INFOSYS TIES UP WITH ANTHROPIC AI
The Nifty IT index has just staged a remarkably inconvenient recovery for those who spent the last year writing its obituary. Shares in Infosys are up 3% and the death of the Indian developer has been postponed indefinitely.
For 18 months, a particular story took hold: the idea that Bengaluru was essentially finished. The logic was that AI would, well, simply erase the junior coder, causing the Indian services model to fold under its own weight. However, the industry seems to have missed that very memo. Far from collapsing, these firms have spent the last few months absorbing the very technology that was supposed to end them.
You know what? Everyone loves a flashy AI demonstration. The world of banks, telecom, and massive factories—well, that world doesn’t care about “cool” anymore. It cares about compliance, precision, and governance.
Infosys Topaz is now shaking hands with Claude. Dario Amodei, Anthropic’s CEO, said it very, very clearly: “There is a massive gap between a demo and a deployment. Infosys is the bridge.”
They aren’t just actually billing hours anymore, you know. They are building agentic systems for the most regulated industries on Earth—modernizing legacy junk, reducing migration costs, automating the boring stuff so they can actually build the big stuff.
While you were, of course, arguing over ChatGPT prompts, Tata Consultancy Services (TCS) went to the hardware store. They’re actually partnering with AMD, building Helios, rack-scale AI infrastructure.

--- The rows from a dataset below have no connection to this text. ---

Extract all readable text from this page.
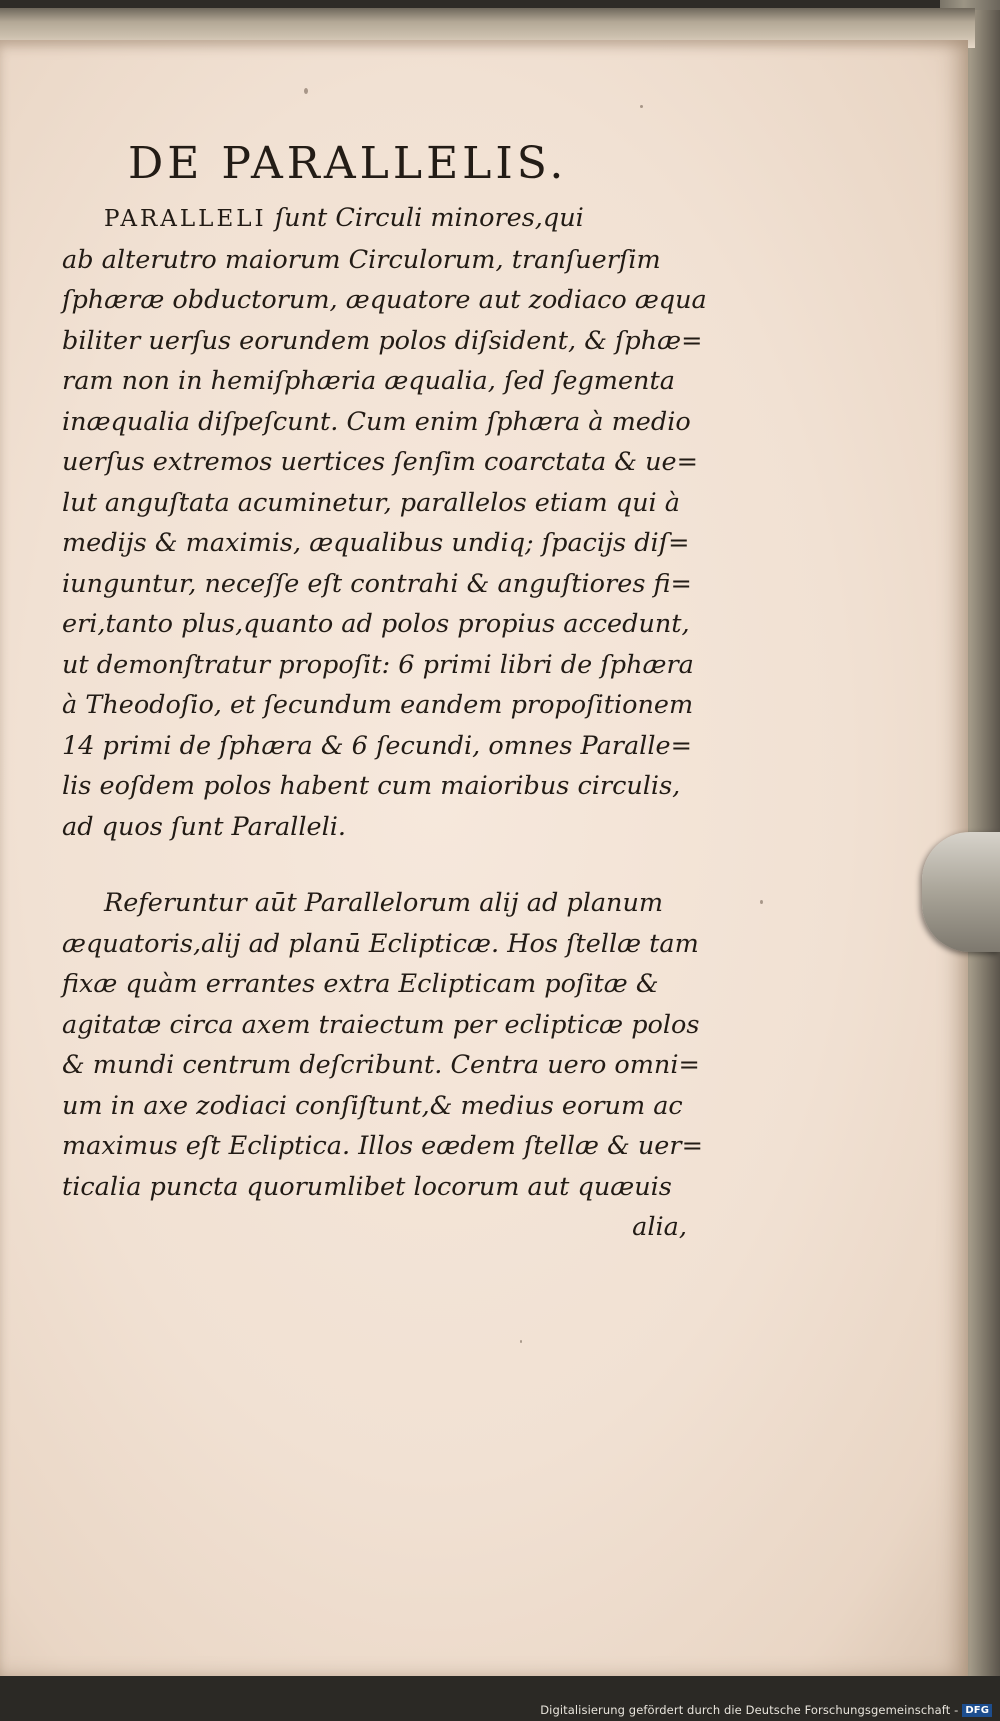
DE PARALLELIS.
PARALLELI ſunt Circuli minores,qui
ab alterutro maiorum Circulorum, tranſuerſim
ſphæræ obductorum, æquatore aut zodiaco æqua
biliter uerſus eorundem polos diſsident, & ſphæ=
ram non in hemiſphæria æqualia, ſed ſegmenta
inæqualia diſpeſcunt. Cum enim ſphæra à medio
uerſus extremos uertices ſenſim coarctata & ue=
lut anguſtata acuminetur, parallelos etiam qui à
medijs & maximis, æqualibus undiq; ſpacijs diſ=
iunguntur, neceſſe eſt contrahi & anguſtiores fi=
eri,tanto plus,quanto ad polos propius accedunt,
ut demonſtratur propoſit: 6 primi libri de ſphæra
à Theodoſio, et ſecundum eandem propoſitionem
14 primi de ſphæra & 6 ſecundi, omnes Paralle=
lis eoſdem polos habent cum maioribus circulis,
ad quos ſunt Paralleli.
Referuntur aūt Parallelorum alij ad planum
æquatoris,alij ad planū Eclipticæ. Hos ſtellæ tam
fixæ quàm errantes extra Eclipticam poſitæ &
agitatæ circa axem traiectum per eclipticæ polos
& mundi centrum deſcribunt. Centra uero omni=
um in axe zodiaci conſiſtunt,& medius eorum ac
maximus eſt Ecliptica. Illos eædem ſtellæ & uer=
ticalia puncta quorumlibet locorum aut quæuis
alia,
Digitalisierung gefördert durch die Deutsche Forschungsgemeinschaft - DFG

So let’s just think of it as an AI factory, which actually can’t just run the revolution on a laptop. We need compute. We need massive stacks of silicon. TCS knows that infrastructure needs integrators. They aren’t just actually the software guys anymore; they are the architects of the physical AI grid.
Anthropic just set up shop at Embassy GolfLinks in Bengaluru. Why? Well, because India is their second-largest market. India’s usage is surging. Revenue run rate has doubled. 6% of all Claude conversations globally start right here. And they aren’t just asking for recipes—half of that usage is actually building software and modernizing
Meanwhile, Sam Altman and OpenAI are heading to New Delhi on February 19th. One lab is hugging the bureaucrats in Delhi while the other is hugging the builders in Bengaluru. The frontier labs aren’t just visiting, as clearly they’re moving in. Here is of course the big reveal you won’t see on legacy news.
AIM has learned that Anthropic is eyeing a partnership with Reliance Industries. If Infosys was a spark, this is a wildfire. Imagine Claude integrated into the Jio ecosystem—over 1 billion users. JioBharat phones bringing AI to the palm of every Indian. Reliance is building a data center in Jamnagar and, well, that could actually likely power a small country. Distribution meets intelligence; the scale is quite terrifying.
Let’s be real, the old people pyramid is quite well deceased. The era of hiring 50,000 freshers to sit in a duplex is done and dusted. Yes, AI reduces in-efficiency, yes, definitely it makes coding cheaper. But remember Jevons paradox? When something gets cheaper, we use more of it. Low-code didn’t kill developers, cloud didn’t kill IT—they just actually moved the goalposts. We are of course now moving from effort-based revenue to outcome pricing.
What we do is that we don’t just pay for the time, we actually pay for the result. Indian IT is moving up the food chain. They aren’t workers anymore, they are actually the orchestrators. And here of course as always is the front-page take: the panic phase, it’s over thankfully. The execution phase, it’s just beginning. Indian IT isn’t going anywhere, so well that’s a relief. It’s just getting a massive hardware and software upgrade. The narrative war is shifting from “will they survive” to “who will they acquire.” Nice. The giants are awake and they’ve brought their agents with them.